Orman yangını dumanlarının içerdiği partiküller ozon tabakasını delen moleküllerin açığa çıkmasına yol açabiliyor. Yeni araştırmaya göre ozon tabakasının onarılması artan sıklık ve şiddetteki yangınlar yüzünden daha da gecikebilir.
Nature dergisinde yayımlanan araştırmaya göre, 2019-20 yıllarında Avustralya’da yaşanan orman yangınlarının açığa çıkarttığı duman, ozon tabakasını %3 ila %5 oranında geçici olarak delmiş olabilir.
Bu yıllarda dünyanın dört bir yanında yaşanan yangınların dumanları, dev duman bulutları oluşturarak atmosferin ikinci tabakası olan stratosfere sızdı.
Stratosferin bir parçası olan ozon tabakasında, ozon gazı molekülleri güneşten gelen yüksek enerjili ultraviyole ışınlarını emmekle görevli. Bu dünyanın yüzeyine ulaşan radyasyon miktarının azalmasını sağlar.
ABD Massachusetts Teknoloji Enstitüsü’nde atmosfer bilimci olan baş araştırmacı Prof. Susan Solomon, ozon tabakasındaki hasarın Antarktik ozonunda her baharda oluşan delinmeye benzer, ancak daha yüksek sıcaklıklarda yaşandığını belirtti.
Araştırmacılara göre duman aerosolları, klorin gazıyla bileşik oluşturup ozon moleküllerini yok edebiliyor.
Solomon, stratosferdeki klorin miktarının ozona zararlı moleküllerin kullanımını yasaklayan 1987’deki Montreal protokolünden beri azaldığını belirtti. “Orada çok başarılı bir bilim politikası hikayesi var. Ozon tabakasının yavaş onarımı, anlaşmadan beri her 10 yıl başına yaklaşık %1 oranında gerçekleşiyor.”
Fakat giderek artan sıklıktaki yangınların ozon tabakasının onarımını geciktirebileceğini de ekledi. “Yalnızca bir yıl (2020) içinde, aniden %3 ila %5 arası bir kayıp yaşadık. Eğer bu yıl bir istisna olarak tarihe geçerse, ozon tabakası yine kendini iyileştirecektir; ancak böyle yıllar tekrarlamaya devam ederse iyileştiremez.
Aklımdaki soru ise şu: İnsan kaynaklı klorin gazının atmosferden temizlenme hızı, iklim değişikliğinden dolayı giderek artan yangınların hızına yetişebilecek mi? Bence bu tam bir yarış olacak.”
Araştırmaya dahil olmayan, Yeni Güney Galler Üniversitesi öğretim görevlisi Dr. Martin Jucker, orman yangınlarının devam etmesi halinde ozon tabakasındaki iyileşme sürecinin giderek gecikeceği konusunda araştırmacılara katıldı.
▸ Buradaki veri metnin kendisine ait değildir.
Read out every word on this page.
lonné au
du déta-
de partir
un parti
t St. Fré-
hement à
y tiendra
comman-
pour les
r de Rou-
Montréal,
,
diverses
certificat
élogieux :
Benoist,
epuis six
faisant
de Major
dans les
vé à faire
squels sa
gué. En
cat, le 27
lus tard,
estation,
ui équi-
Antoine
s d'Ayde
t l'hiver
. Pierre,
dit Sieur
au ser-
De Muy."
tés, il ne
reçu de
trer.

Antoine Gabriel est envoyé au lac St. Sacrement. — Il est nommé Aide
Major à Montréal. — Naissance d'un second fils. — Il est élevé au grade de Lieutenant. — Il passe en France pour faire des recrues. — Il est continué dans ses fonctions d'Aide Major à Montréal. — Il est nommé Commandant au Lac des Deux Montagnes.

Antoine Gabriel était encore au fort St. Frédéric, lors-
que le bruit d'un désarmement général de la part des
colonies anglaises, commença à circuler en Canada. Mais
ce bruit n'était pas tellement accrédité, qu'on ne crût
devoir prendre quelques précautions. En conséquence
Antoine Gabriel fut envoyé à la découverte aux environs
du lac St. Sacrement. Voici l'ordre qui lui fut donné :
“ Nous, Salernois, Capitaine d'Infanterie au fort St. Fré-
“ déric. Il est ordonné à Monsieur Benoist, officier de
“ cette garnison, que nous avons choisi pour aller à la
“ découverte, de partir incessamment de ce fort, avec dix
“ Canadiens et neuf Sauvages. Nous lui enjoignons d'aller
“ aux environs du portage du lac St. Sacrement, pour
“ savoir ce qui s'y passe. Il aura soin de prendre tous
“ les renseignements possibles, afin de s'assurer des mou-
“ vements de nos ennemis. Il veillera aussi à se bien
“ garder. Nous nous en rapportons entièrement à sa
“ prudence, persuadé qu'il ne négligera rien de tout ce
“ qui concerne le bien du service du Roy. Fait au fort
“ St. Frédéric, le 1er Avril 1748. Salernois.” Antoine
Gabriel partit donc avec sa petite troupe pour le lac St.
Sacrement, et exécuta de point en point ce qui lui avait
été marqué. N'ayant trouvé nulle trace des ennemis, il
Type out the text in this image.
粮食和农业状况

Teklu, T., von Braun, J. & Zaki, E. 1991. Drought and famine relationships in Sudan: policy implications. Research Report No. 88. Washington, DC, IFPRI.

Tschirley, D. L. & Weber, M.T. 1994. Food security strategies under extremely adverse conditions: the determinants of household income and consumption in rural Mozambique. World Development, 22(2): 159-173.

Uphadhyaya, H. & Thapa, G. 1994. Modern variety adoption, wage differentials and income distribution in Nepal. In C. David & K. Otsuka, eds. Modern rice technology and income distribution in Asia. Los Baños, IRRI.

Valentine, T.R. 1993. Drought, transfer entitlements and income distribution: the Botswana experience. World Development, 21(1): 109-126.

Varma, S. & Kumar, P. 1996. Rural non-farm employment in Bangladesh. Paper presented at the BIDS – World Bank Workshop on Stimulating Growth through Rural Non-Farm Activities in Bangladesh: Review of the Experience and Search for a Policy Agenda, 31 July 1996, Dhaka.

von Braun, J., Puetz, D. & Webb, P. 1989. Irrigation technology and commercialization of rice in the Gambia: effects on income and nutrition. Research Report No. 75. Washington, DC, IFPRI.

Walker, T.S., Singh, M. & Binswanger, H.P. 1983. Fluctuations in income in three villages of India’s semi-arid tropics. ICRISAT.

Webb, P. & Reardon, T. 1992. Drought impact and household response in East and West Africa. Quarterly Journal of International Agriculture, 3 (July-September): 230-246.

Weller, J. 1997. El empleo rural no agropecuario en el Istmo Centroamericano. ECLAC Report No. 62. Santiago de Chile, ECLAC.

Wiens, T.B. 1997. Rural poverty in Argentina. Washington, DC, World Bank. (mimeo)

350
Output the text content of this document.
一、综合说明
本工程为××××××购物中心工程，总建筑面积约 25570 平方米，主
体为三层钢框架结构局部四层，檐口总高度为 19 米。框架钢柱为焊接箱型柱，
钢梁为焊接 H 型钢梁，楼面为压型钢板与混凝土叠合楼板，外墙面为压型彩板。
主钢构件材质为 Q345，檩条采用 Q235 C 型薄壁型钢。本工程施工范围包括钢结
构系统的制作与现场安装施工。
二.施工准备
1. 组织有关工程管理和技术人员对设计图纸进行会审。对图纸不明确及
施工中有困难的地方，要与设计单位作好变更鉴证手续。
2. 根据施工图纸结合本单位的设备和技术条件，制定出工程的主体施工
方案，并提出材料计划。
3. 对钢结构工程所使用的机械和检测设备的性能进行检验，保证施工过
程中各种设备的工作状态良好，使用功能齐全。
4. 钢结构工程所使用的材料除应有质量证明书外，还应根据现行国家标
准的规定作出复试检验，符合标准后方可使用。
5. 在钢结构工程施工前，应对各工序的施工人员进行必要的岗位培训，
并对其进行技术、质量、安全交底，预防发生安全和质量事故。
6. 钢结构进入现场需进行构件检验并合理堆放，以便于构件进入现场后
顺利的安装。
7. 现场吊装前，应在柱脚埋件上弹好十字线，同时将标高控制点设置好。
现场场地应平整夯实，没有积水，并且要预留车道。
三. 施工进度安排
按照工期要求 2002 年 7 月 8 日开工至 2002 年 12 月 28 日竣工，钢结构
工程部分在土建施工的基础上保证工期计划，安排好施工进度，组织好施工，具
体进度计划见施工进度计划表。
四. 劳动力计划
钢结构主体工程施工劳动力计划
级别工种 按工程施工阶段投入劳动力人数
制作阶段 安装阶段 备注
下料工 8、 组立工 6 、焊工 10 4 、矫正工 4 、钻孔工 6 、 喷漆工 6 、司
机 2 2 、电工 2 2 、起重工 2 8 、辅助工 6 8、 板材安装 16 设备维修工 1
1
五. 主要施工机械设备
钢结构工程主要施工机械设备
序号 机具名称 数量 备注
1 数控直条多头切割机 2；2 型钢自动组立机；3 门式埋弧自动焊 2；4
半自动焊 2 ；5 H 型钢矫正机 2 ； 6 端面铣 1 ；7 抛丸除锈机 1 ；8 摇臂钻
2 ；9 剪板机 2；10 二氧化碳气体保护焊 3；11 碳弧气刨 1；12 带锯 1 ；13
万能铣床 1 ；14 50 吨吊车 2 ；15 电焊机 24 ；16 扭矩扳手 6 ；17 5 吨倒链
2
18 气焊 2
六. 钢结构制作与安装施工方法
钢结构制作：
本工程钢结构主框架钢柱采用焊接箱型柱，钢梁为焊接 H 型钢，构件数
“Avustralya’yı özellikle ilgilendiren mesele, ozon tabakasının ekvatora yakınlaşıldıkça incelmesi. Milyonlarca Avustralyalı ekvator çizgisinin hizasındaki bu bölgede yaşıyor.”
Yeni Zelanda Canterbury Üniversitesi atmosfer bilimcisi Dr. Laura Revell, “Antarktik ozon hasarının tamiratı, 2010’ların ortalarından beri mümkün görünüyor. Büyük bir değişiklik olmazsa, statosferdeki klorin miktarının bu yüzyılda ciddi oranda azalacağını ve ozon tabakasındaki deliklerin giderek küçüleceğini düşünüyoruz” dedi.
Solomon ve meslektaşları, ozon kaybı sürecinin ana tetikleyicisini stratosferdeki hidroklorik asidin duman bulutlarında çözülmesi olarak kabul ettiler.
Solomon, “Hidroklorik asit, duman bulutlarına karıştığında, stratosferde normalde bulunan sülfürik asit ve su partiküllerine göre yaklaşık bin kat daha hızlı çözülüyor” dedi.
“Bilimsel bir bakış açısından baktığımızda, bu yeni kimyasal etkileşimi görmek çok heyecan verici. Gezegen açısından baktığımızda ise… insanlığın iklim değişikliği kaynaklı yangınların artmasına izin vererek ozon tabakasını giderek berbat etmesini izlemek trajik olurdu.”